O secretário-geral do PCP disse esta quinta-feira, em Santarém, que, no quadro atual de dificuldades que o país vive, é preciso ter uma “visão estratégica”, que aposte no investimento público e na valorização da produção nacional.

Jerónimo de Sousa visitou esta quinta-feira uma seara de tomate em Caneiras, concelho e distrito de Santarém, onde ouviu a agricultora Vera Alagoa relatar a dificuldade em suportar os custos de produção, adiantando que as preocupações com a capacidade de produção nacional foram um dos temas presentes na primeira reunião que manteve, quarta-feira, com o Primeiro-Ministro, António Costa, sobre o Orçamento do Estado (OE) para 2021.

O líder comunista afirmou que, a par de outras questões colocadas quanto ao futuro, como a valorização do trabalho e dos trabalhadores, frisou a necessidade de se proteger e incentivar a produção nacional.

Porque temos esta ideia, e dissemo-lo, de que um país que não produz é um país condenado”, declarou, sublinhando que só perante “conteúdos concretos” do Orçamento do Estado, o PCP tomará posição.

“Em relação ao plano de recuperação, por exemplo, lá na fábrica usávamos uma expressão interessante, que era ‘o papel aguenta tudo o que se queira lá pôr’. O grande problema é a materialização, a concretização, daquilo que muitas vezes fica no papel e que não passa disso”, afirmou.

Jerónimo de Sousa fez questão de “desfazer um equívoco” quanto à opção de voto no Orçamento Suplementar, frisando que não resultou de “táticas ou taticismos”, mas porque houve “um retrocesso” que condicionou o sentido de voto comunista.

A verdade é que, ao contrário de anos anteriores, e deste processo dos últimos cinco anos, verificou-se que, enquanto nesses anos houve avanços, tímidos, insuficientes, neste Orçamento Suplementar há uma diferença grande, houve recuos, andou-se para trás”, disse.

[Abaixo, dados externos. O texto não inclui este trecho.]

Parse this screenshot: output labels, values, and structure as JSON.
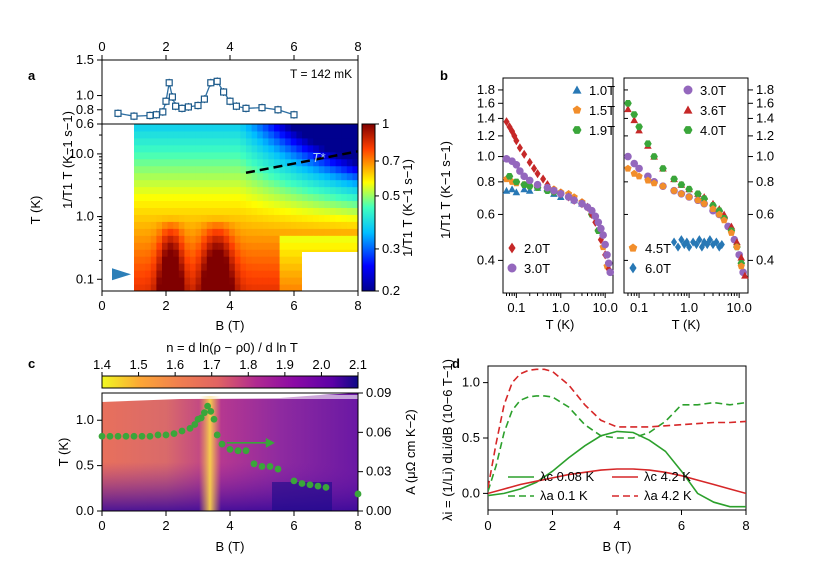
{
  "panel_labels": {
    "a": "a",
    "b": "b",
    "c": "c",
    "d": "d"
  },
  "colors": {
    "hex_fill": "#2d7fb8",
    "marker_stroke": "#1d5a8a",
    "green_pts": "#3aa63a",
    "red_curve": "#d62728",
    "green_curve": "#2ca02c",
    "dashed_black": "#000000"
  },
  "chart_data": [
    {
      "id": "a_top",
      "type": "line",
      "title": "T = 142 mK",
      "xlabel": "",
      "ylabel": "1/T1 T (K−1 s−1)",
      "xlim": [
        0,
        8
      ],
      "ylim": [
        0.6,
        1.5
      ],
      "xticks": [
        "0",
        "2",
        "4",
        "6",
        "8"
      ],
      "yticks": [
        "0.6",
        "0.8",
        "1.0",
        "1.5"
      ],
      "x": [
        0.5,
        1.0,
        1.5,
        1.7,
        1.9,
        2.0,
        2.1,
        2.2,
        2.3,
        2.5,
        2.7,
        3.0,
        3.2,
        3.4,
        3.6,
        3.8,
        4.0,
        4.2,
        4.5,
        5.0,
        5.5,
        6.0
      ],
      "y": [
        0.75,
        0.71,
        0.72,
        0.73,
        0.77,
        0.92,
        1.18,
        0.98,
        0.85,
        0.82,
        0.84,
        0.86,
        0.95,
        1.18,
        1.2,
        1.05,
        0.92,
        0.85,
        0.82,
        0.83,
        0.8,
        0.73
      ]
    },
    {
      "id": "a_map",
      "type": "heatmap",
      "xlabel": "B (T)",
      "ylabel": "T (K)",
      "xlim": [
        0,
        8
      ],
      "ylim": [
        0.065,
        30
      ],
      "xticks": [
        "0",
        "2",
        "4",
        "6",
        "8"
      ],
      "yticks": [
        "0.1",
        "1.0",
        "10.0"
      ],
      "colorbar": {
        "label": "1/T1 T (K−1 s−1)",
        "range": [
          0.2,
          1
        ],
        "ticks": [
          "0.2",
          "0.3",
          "0.5",
          "0.7",
          "1"
        ]
      },
      "annotation": "T*",
      "tstar_line": {
        "x": [
          4.5,
          8.0
        ],
        "y": [
          5.0,
          11.0
        ]
      },
      "arrow_at_T": 0.12
    },
    {
      "id": "b_left",
      "type": "scatter",
      "xlabel": "T (K)",
      "ylabel": "1/T1 T (K−1 s−1)",
      "xlim": [
        0.05,
        15
      ],
      "ylim": [
        0.3,
        2.0
      ],
      "xticks": [
        "0.1",
        "1.0",
        "10.0"
      ],
      "yticks": [
        "0.4",
        "0.6",
        "0.8",
        "1.0",
        "1.2",
        "1.4",
        "1.6",
        "1.8"
      ],
      "legend": [
        "1.0T",
        "1.5T",
        "1.9T",
        "2.0T",
        "3.0T"
      ],
      "series": [
        {
          "name": "1.0T",
          "marker": "triangle",
          "color": "#2878b5",
          "x": [
            0.06,
            0.08,
            0.1,
            0.15,
            0.2,
            0.3,
            0.5,
            0.7,
            1.0,
            1.5,
            2.0,
            3.0
          ],
          "y": [
            0.74,
            0.75,
            0.73,
            0.75,
            0.74,
            0.76,
            0.75,
            0.72,
            0.7,
            0.72,
            0.68,
            0.66
          ]
        },
        {
          "name": "1.5T",
          "marker": "pentagon",
          "color": "#f28e2b",
          "x": [
            0.06,
            0.08,
            0.1,
            0.15,
            0.2,
            0.3,
            0.5,
            0.7,
            1.0,
            1.5,
            2.0,
            3.0,
            4.0,
            5.0,
            7.0,
            9.0,
            11.0
          ],
          "y": [
            0.82,
            0.8,
            0.79,
            0.78,
            0.77,
            0.76,
            0.76,
            0.75,
            0.73,
            0.72,
            0.7,
            0.67,
            0.64,
            0.6,
            0.52,
            0.45,
            0.38
          ]
        },
        {
          "name": "1.9T",
          "marker": "hexagon",
          "color": "#3aa63a",
          "x": [
            0.07,
            0.1,
            0.15,
            0.2,
            0.3,
            0.5,
            0.7,
            1.0,
            1.5,
            2.0,
            3.0,
            5.0,
            7.0
          ],
          "y": [
            0.84,
            0.8,
            0.78,
            0.77,
            0.76,
            0.74,
            0.73,
            0.72,
            0.7,
            0.68,
            0.66,
            0.6,
            0.52
          ]
        },
        {
          "name": "2.0T",
          "marker": "diamond",
          "color": "#c62828",
          "x": [
            0.06,
            0.07,
            0.08,
            0.09,
            0.1,
            0.12,
            0.15,
            0.2,
            0.25,
            0.3,
            0.4,
            0.5,
            0.7,
            1.0,
            1.5,
            2.0,
            3.0,
            4.0,
            5.0,
            6.0,
            8.0,
            10.0,
            12.0
          ],
          "y": [
            1.36,
            1.3,
            1.25,
            1.2,
            1.15,
            1.08,
            1.02,
            0.95,
            0.9,
            0.86,
            0.82,
            0.78,
            0.74,
            0.72,
            0.7,
            0.68,
            0.66,
            0.64,
            0.6,
            0.56,
            0.48,
            0.42,
            0.37
          ]
        },
        {
          "name": "3.0T",
          "marker": "circle",
          "color": "#9467bd",
          "x": [
            0.06,
            0.08,
            0.1,
            0.12,
            0.15,
            0.2,
            0.3,
            0.5,
            0.7,
            1.0,
            1.5,
            2.0,
            3.0,
            4.0,
            5.0,
            6.0,
            7.0,
            8.0,
            9.0,
            10.0,
            11.0,
            12.0,
            13.0
          ],
          "y": [
            0.98,
            0.96,
            0.93,
            0.88,
            0.84,
            0.81,
            0.78,
            0.76,
            0.74,
            0.72,
            0.7,
            0.68,
            0.66,
            0.64,
            0.62,
            0.59,
            0.56,
            0.53,
            0.5,
            0.46,
            0.42,
            0.39,
            0.36
          ]
        }
      ]
    },
    {
      "id": "b_right",
      "type": "scatter",
      "xlabel": "T (K)",
      "ylabel": "",
      "xlim": [
        0.05,
        15
      ],
      "ylim": [
        0.3,
        2.0
      ],
      "xticks": [
        "0.1",
        "1.0",
        "10.0"
      ],
      "yticks": [
        "0.4",
        "0.6",
        "0.8",
        "1.0",
        "1.2",
        "1.4",
        "1.6",
        "1.8"
      ],
      "legend": [
        "3.0T",
        "3.6T",
        "4.0T",
        "4.5T",
        "6.0T"
      ],
      "series": [
        {
          "name": "3.0T",
          "marker": "circle",
          "color": "#9467bd",
          "x": [
            0.06,
            0.08,
            0.1,
            0.15,
            0.2,
            0.3,
            0.5,
            0.7,
            1.0,
            1.5,
            2.0,
            3.0,
            4.0,
            5.0,
            6.0,
            8.0,
            10.0,
            12.0
          ],
          "y": [
            1.0,
            0.94,
            0.9,
            0.84,
            0.8,
            0.77,
            0.74,
            0.72,
            0.7,
            0.68,
            0.66,
            0.62,
            0.6,
            0.58,
            0.54,
            0.48,
            0.42,
            0.36
          ]
        },
        {
          "name": "3.6T",
          "marker": "triangle",
          "color": "#c62828",
          "x": [
            0.06,
            0.08,
            0.1,
            0.15,
            0.2,
            0.3,
            0.5,
            0.7,
            1.0,
            1.5,
            2.0,
            3.0,
            4.0,
            5.0,
            7.0,
            9.0,
            11.0,
            13.0
          ],
          "y": [
            1.52,
            1.38,
            1.26,
            1.1,
            1.0,
            0.9,
            0.82,
            0.78,
            0.75,
            0.72,
            0.7,
            0.66,
            0.63,
            0.6,
            0.54,
            0.47,
            0.41,
            0.35
          ]
        },
        {
          "name": "4.0T",
          "marker": "hexagon",
          "color": "#3aa63a",
          "x": [
            0.06,
            0.08,
            0.1,
            0.15,
            0.2,
            0.3,
            0.5,
            0.7,
            1.0,
            1.5,
            2.0,
            3.0,
            4.0,
            5.0,
            7.0,
            9.0,
            11.0
          ],
          "y": [
            1.6,
            1.45,
            1.3,
            1.12,
            1.0,
            0.9,
            0.82,
            0.78,
            0.75,
            0.72,
            0.69,
            0.65,
            0.62,
            0.58,
            0.52,
            0.45,
            0.39
          ]
        },
        {
          "name": "4.5T",
          "marker": "pentagon",
          "color": "#f28e2b",
          "x": [
            0.06,
            0.08,
            0.1,
            0.15,
            0.2,
            0.3,
            0.5,
            0.7,
            1.0,
            1.5,
            2.0,
            3.0,
            4.0,
            5.0,
            7.0,
            9.0,
            11.0
          ],
          "y": [
            0.9,
            0.86,
            0.84,
            0.81,
            0.79,
            0.77,
            0.74,
            0.72,
            0.7,
            0.68,
            0.66,
            0.63,
            0.6,
            0.57,
            0.51,
            0.45,
            0.38
          ]
        },
        {
          "name": "6.0T",
          "marker": "diamond",
          "color": "#2878b5",
          "x": [
            0.5,
            0.6,
            0.7,
            0.8,
            0.9,
            1.0,
            1.2,
            1.4,
            1.6,
            1.8,
            2.0,
            2.3,
            2.6,
            3.0,
            3.5,
            4.0,
            4.5
          ],
          "y": [
            0.47,
            0.45,
            0.48,
            0.46,
            0.47,
            0.45,
            0.47,
            0.46,
            0.48,
            0.45,
            0.47,
            0.46,
            0.48,
            0.46,
            0.47,
            0.45,
            0.46
          ]
        }
      ]
    },
    {
      "id": "c",
      "type": "heatmap",
      "title": "n = d ln(ρ − ρ0) / d ln T",
      "xlabel": "B (T)",
      "ylabel": "T (K)",
      "y2label": "A (μΩ cm K−2)",
      "xlim": [
        0,
        8
      ],
      "ylim": [
        0,
        1.3
      ],
      "y2lim": [
        0,
        0.09
      ],
      "xticks": [
        "0",
        "2",
        "4",
        "6",
        "8"
      ],
      "yticks": [
        "0.0",
        "0.5",
        "1.0"
      ],
      "y2ticks": [
        "0.00",
        "0.03",
        "0.06",
        "0.09"
      ],
      "colorbar": {
        "range": [
          1.4,
          2.1
        ],
        "ticks": [
          "1.4",
          "1.5",
          "1.6",
          "1.7",
          "1.8",
          "1.9",
          "2.0",
          "2.1"
        ]
      },
      "A_points": {
        "x": [
          0.0,
          0.25,
          0.5,
          0.75,
          1.0,
          1.25,
          1.5,
          1.75,
          2.0,
          2.25,
          2.5,
          2.75,
          2.9,
          3.0,
          3.1,
          3.2,
          3.3,
          3.4,
          3.5,
          3.6,
          3.75,
          4.0,
          4.25,
          4.5,
          4.75,
          5.0,
          5.25,
          5.5,
          6.0,
          6.25,
          6.5,
          6.75,
          7.0,
          8.0
        ],
        "y": [
          0.057,
          0.057,
          0.057,
          0.057,
          0.057,
          0.057,
          0.057,
          0.058,
          0.058,
          0.059,
          0.061,
          0.063,
          0.066,
          0.07,
          0.071,
          0.075,
          0.08,
          0.076,
          0.07,
          0.058,
          0.051,
          0.047,
          0.046,
          0.046,
          0.036,
          0.034,
          0.034,
          0.032,
          0.023,
          0.021,
          0.02,
          0.019,
          0.018,
          0.013
        ]
      },
      "arrow": {
        "x0": 3.9,
        "x1": 5.4,
        "y": 0.052
      }
    },
    {
      "id": "d",
      "type": "line",
      "xlabel": "B (T)",
      "ylabel": "λi = (1/Li) dLi/dB (10−6 T−1)",
      "xlim": [
        0,
        8
      ],
      "ylim": [
        -0.15,
        1.15
      ],
      "xticks": [
        "0",
        "2",
        "4",
        "6",
        "8"
      ],
      "yticks": [
        "0.0",
        "0.5",
        "1.0"
      ],
      "legend": [
        "λc 0.08 K",
        "λc 4.2 K",
        "λa 0.1 K",
        "λa 4.2 K"
      ],
      "series": [
        {
          "name": "λc 0.08 K",
          "style": "solid",
          "color": "#2ca02c",
          "x": [
            0,
            0.5,
            1,
            1.5,
            2,
            2.5,
            3,
            3.5,
            4,
            4.5,
            5,
            5.5,
            6,
            6.5,
            7,
            7.5,
            8
          ],
          "y": [
            -0.02,
            0.0,
            0.04,
            0.1,
            0.2,
            0.32,
            0.43,
            0.52,
            0.56,
            0.55,
            0.48,
            0.38,
            0.2,
            0.0,
            -0.08,
            -0.12,
            -0.12
          ]
        },
        {
          "name": "λc 4.2 K",
          "style": "solid",
          "color": "#d62728",
          "x": [
            0,
            0.5,
            1,
            1.5,
            2,
            2.5,
            3,
            3.5,
            4,
            4.5,
            5,
            5.5,
            6,
            6.5,
            7,
            7.5,
            8
          ],
          "y": [
            0.0,
            0.04,
            0.08,
            0.11,
            0.14,
            0.17,
            0.19,
            0.21,
            0.22,
            0.22,
            0.21,
            0.19,
            0.16,
            0.12,
            0.08,
            0.04,
            0.0
          ]
        },
        {
          "name": "λa 0.1 K",
          "style": "dashed",
          "color": "#2ca02c",
          "x": [
            0,
            0.25,
            0.5,
            0.75,
            1,
            1.25,
            1.5,
            1.75,
            2,
            2.5,
            3,
            3.5,
            4,
            4.5,
            5,
            5.5,
            6,
            6.5,
            7,
            7.5,
            8
          ],
          "y": [
            0.02,
            0.25,
            0.55,
            0.75,
            0.84,
            0.87,
            0.88,
            0.88,
            0.87,
            0.78,
            0.62,
            0.52,
            0.5,
            0.5,
            0.55,
            0.65,
            0.8,
            0.8,
            0.82,
            0.8,
            0.82
          ]
        },
        {
          "name": "λa 4.2 K",
          "style": "dashed",
          "color": "#d62728",
          "x": [
            0,
            0.25,
            0.5,
            0.75,
            1,
            1.25,
            1.5,
            1.75,
            2,
            2.5,
            3,
            3.5,
            4,
            4.5,
            5,
            5.5,
            6,
            6.5,
            7,
            7.5,
            8
          ],
          "y": [
            0.05,
            0.45,
            0.8,
            1.0,
            1.08,
            1.11,
            1.12,
            1.12,
            1.1,
            0.98,
            0.8,
            0.66,
            0.6,
            0.6,
            0.6,
            0.61,
            0.62,
            0.63,
            0.64,
            0.64,
            0.65
          ]
        }
      ]
    }
  ]
}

O secretário-geral comunista colocou como condição para o apoio do PCP ao próximo OE que sejam tidas como referências a valorização da produção nacional, do trabalho e dos trabalhadores, do Serviço Nacional de Saúde, de investimento publico em relação a necessidades prioritárias.

Se for possível [esse caminho], lá estará o Partido Comunista Português. Mas não podem contar com este PCP para andar para trás”, frisou.

Na visita que fez esta quinta-feira, Jerónimo de Sousa quis “dar visibilidade” a uma produção em que Portugal é excedentário, mas que, simultaneamente, “corre o risco de definhar, tendo em conta os custos insuportáveis dos fatores de produção, particularmente dos produtos fitofármacos”.

Sublinhando que as dificuldades que o setor enfrenta levam “a um sentimento de que não vale a pena produzir”, Jerónimo de Sousa fez, em particular, uma “chamada de atenção” à indústria de tomate.

Se não entenderem a importância da continuação desta produção, estão a matar a galinha dos ovos de ouro, porque, naturalmente, sem essa produção, haverá consequências na própria indústria”, advertiu.

O líder comunista inseriu esta visita na “batalha incansável” de chamar a atenção para a importância da produção nacional, na sequência da ação realizada em relação ao trigo e que, afirmou, se poderia estender a outros setores, como o leite ou a carne.

Vera Alagoa explicou como os fatores de produção levam praticamente todo o ganho da colheita, sublinhando que a solução não está nos subsídios, que acabam por premiar quem não produz, mas na existência de um “preço justo”.